Michael Milken was originally known as a visionary securities trader - looking for value in hidden pockets of the market, and finding it by the billions. Tagged the "junk-bond king," he helped transform American business in the 1970's and 80's by providing the funding that made possible massive corporate takeovers. In 1989, he was convicted of securities fraud, jailed, paid fines and settlements of around $600 million total and accepted a lifetime ban from securities trading.
Upon his release, Milken achieved a different kind of fame, as a philanthropist and catalyst for radical change in the way medical research is funded. For decades, he'd worked with his family foundation supporting medical research, the Milken Family Foundation. Then, in the early 1990's, he himself was diagnosed with a prostate cancer that spread to his lymph nodes - an experience that gave him an eye-opening look at how few men were being tested, let alone treated, for prostate cancer. He began to focus his energy on nothing less than re-inventing the processes of medical research.
In 1993 Milken founded the Prostate Cancer Foundation, a massive and focused effort to combat this sleeping threat. And it has, by many accounts. In a 2004 profile of Milken, Forbes calls the PCF "a significant factor in reducing deaths and suffering from the disease." He's been called, in fact, "the man who changed medicine," with his radical approach to funding and driving change.

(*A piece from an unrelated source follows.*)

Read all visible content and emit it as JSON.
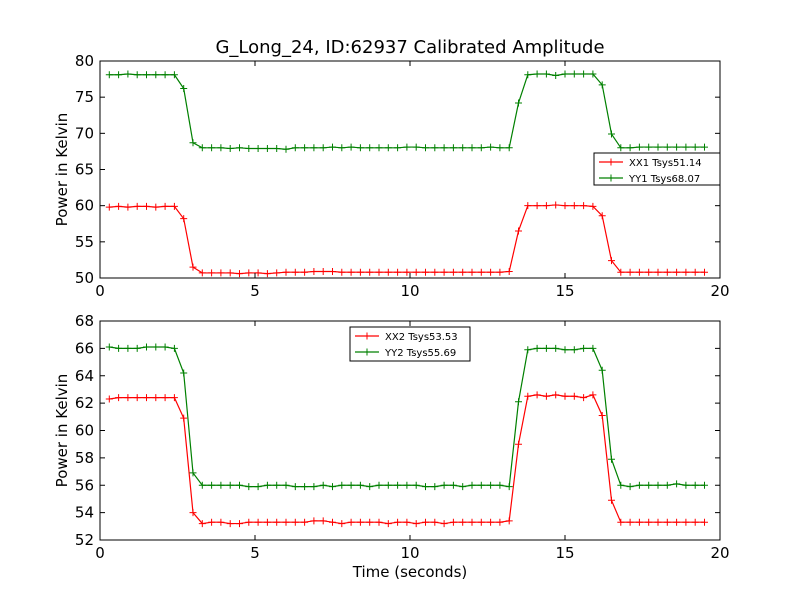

"Milken has turned the cancer establishment upside down. In the time it normally takes a big pharmaceutical company to bring a single new drug to market, Milken has managed to raise the profile of prostate cancer significantly, increase funding dramatically to fight the disease, spur innovative research, attract new people to the field, get myriad drugs into clinical trials, and, dare we say, speed up science." - The Man Who Changed Medicine,Forbes Magazine.